Why? Because FHA loans include Mortgage Insurance (more on that below) and because of that you’ll see a low FHA loan rate but a really high APR attached to it. Don’t worry it’s completely normal.
Also, FHA rates in California are not impacted the same way Conventional or Jumbo rates are with respect to your credit score.
If you have a 680 credit score or a 780 credit score your FHA interest rate is going to be the same (refinance and purchase transactions).
FHA Mortgage Insurance Explained
“Mortgage Insurance”(MI) Simply put; it’s an insurance policy you pay each month that covers a lender’s losses in the event you default on your FHA loan.
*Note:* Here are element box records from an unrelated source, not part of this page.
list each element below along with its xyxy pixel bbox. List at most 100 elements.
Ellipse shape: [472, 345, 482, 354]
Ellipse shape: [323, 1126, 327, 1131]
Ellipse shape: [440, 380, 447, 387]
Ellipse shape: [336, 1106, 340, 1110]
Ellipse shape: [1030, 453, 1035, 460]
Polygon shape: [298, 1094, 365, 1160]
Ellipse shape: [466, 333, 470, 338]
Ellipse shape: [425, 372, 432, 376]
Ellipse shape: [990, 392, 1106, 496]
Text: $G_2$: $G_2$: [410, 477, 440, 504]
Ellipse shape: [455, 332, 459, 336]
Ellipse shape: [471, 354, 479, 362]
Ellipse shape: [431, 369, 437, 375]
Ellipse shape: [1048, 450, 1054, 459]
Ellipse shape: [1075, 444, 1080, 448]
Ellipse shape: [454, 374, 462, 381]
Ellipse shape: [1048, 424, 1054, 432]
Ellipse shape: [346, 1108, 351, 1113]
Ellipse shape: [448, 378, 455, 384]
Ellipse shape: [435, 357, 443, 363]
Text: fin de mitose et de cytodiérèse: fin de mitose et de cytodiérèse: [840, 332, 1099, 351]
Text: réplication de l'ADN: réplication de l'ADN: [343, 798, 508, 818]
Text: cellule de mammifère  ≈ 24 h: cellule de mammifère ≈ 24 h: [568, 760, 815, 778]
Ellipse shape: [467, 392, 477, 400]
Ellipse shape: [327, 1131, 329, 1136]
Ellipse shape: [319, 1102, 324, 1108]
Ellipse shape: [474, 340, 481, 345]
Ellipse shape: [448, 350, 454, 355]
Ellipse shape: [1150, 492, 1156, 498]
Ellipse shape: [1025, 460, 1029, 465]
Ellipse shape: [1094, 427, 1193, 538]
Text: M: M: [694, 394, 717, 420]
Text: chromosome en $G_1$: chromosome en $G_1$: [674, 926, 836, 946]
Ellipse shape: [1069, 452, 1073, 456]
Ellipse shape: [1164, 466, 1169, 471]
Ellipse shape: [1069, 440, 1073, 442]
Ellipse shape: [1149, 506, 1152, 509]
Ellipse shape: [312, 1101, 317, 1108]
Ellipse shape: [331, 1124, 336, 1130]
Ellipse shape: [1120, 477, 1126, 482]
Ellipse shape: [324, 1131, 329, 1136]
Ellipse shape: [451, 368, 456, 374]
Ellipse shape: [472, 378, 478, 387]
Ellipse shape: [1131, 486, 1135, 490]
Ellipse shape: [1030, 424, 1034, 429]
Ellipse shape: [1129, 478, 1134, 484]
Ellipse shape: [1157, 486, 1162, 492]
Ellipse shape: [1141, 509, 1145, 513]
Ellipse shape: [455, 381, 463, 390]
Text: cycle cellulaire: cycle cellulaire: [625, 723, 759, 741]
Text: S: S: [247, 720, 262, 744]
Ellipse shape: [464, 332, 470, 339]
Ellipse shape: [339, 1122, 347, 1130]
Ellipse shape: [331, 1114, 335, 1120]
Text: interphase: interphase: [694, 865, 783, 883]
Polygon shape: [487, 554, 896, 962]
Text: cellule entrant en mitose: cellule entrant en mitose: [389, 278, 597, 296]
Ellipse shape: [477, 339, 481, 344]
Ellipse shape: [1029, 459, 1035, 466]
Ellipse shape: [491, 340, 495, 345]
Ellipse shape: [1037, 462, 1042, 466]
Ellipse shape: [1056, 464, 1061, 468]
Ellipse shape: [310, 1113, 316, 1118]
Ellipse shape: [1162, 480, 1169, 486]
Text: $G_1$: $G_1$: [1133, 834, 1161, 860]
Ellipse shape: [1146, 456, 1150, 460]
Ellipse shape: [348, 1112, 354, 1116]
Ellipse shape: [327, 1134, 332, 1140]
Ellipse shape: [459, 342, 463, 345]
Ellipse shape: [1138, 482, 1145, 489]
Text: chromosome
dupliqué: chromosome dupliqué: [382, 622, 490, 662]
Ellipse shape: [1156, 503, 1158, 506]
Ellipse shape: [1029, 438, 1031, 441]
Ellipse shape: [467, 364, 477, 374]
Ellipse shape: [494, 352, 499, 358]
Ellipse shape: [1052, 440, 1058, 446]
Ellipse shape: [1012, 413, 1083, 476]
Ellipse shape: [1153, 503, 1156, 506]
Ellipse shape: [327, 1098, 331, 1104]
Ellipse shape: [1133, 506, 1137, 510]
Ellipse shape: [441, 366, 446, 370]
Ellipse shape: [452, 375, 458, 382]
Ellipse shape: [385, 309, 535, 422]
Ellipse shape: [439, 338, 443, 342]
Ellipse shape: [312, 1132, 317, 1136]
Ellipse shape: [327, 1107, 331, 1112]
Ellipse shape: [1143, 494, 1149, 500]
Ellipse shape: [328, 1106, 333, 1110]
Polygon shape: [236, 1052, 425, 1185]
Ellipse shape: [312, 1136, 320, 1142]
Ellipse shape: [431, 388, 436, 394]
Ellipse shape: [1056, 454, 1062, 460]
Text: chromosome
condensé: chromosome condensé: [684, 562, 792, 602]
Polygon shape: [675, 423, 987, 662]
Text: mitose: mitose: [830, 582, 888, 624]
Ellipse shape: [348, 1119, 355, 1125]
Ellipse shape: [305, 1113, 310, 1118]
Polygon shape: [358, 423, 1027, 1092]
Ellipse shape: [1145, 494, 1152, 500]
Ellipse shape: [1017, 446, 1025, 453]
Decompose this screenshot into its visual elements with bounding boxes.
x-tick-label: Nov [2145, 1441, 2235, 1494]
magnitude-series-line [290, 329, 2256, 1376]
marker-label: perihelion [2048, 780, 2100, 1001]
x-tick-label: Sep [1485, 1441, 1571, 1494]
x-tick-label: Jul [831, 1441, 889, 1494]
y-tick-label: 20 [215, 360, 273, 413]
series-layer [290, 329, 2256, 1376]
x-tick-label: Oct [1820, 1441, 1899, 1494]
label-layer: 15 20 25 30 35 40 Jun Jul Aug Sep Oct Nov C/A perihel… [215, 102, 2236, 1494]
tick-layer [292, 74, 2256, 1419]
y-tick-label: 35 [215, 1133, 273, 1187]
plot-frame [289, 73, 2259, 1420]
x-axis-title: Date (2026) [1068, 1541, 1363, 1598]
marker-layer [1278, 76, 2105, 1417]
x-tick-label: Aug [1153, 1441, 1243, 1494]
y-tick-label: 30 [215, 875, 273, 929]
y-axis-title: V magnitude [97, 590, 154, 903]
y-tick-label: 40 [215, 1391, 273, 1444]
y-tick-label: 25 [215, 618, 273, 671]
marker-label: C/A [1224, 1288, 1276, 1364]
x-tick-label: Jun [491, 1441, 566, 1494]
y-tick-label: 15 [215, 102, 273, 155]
How They Figure Out The Cost Of MI:
There is a formula they use to figure out your monthly FHA MI cost:
LTV >15 years LTV <= 15 years
>95% 0.85% >90% 0.70%
<=95% 0.80% <=90% 0.45%
This is the standard formula in California as well as other states. So, for a $200,000 loan amount, 30 year fixed term and a LTV of 95% or less, your monthly MI cost is $133.34 per month (200,000 x 0.80% = 1,600/12 (for 12 months) = $133.34 per month).
And What Is UFMIP
UFMIP stands for Up Front Mortgage Insurance Premium. This is the amount you pay on the origination of the new FHA home loan to FHA. It’s part of the Mortgage Insurance program mentioned above. The UFMIP is usually rolled into the loan or sometimes the interest rate is increased to cover the up front cost of UFMIP – very rarely would someone pay out of pocket to cover the cost of the UFMIP.
This is for all FHA loans in California as well as every other state.
Getting Rid of FHA Mortgage Insurance
If you obtained your FHA loan on or after June 3, 2013, here are your possible options for removing MI. If your original LTV was higher than 90% then you will have to pay the MI amount for the entire life of the loan.
To get rid of it you’ll have to either refinance the loan or sell the property to pay off the loan.
If your LTV was 90% or less you’ll have to pay mortgage insurance the entire term or 11 years (whichever is less).
Generally speaking, most people have to refinance to get rid of FHA Mortgage Insurance even those that originally had at least 10% equity.
The reason is you probably don’t want to stay in an FHA loan for 11 years, other opportunities should open up for better terms in less than 11 years.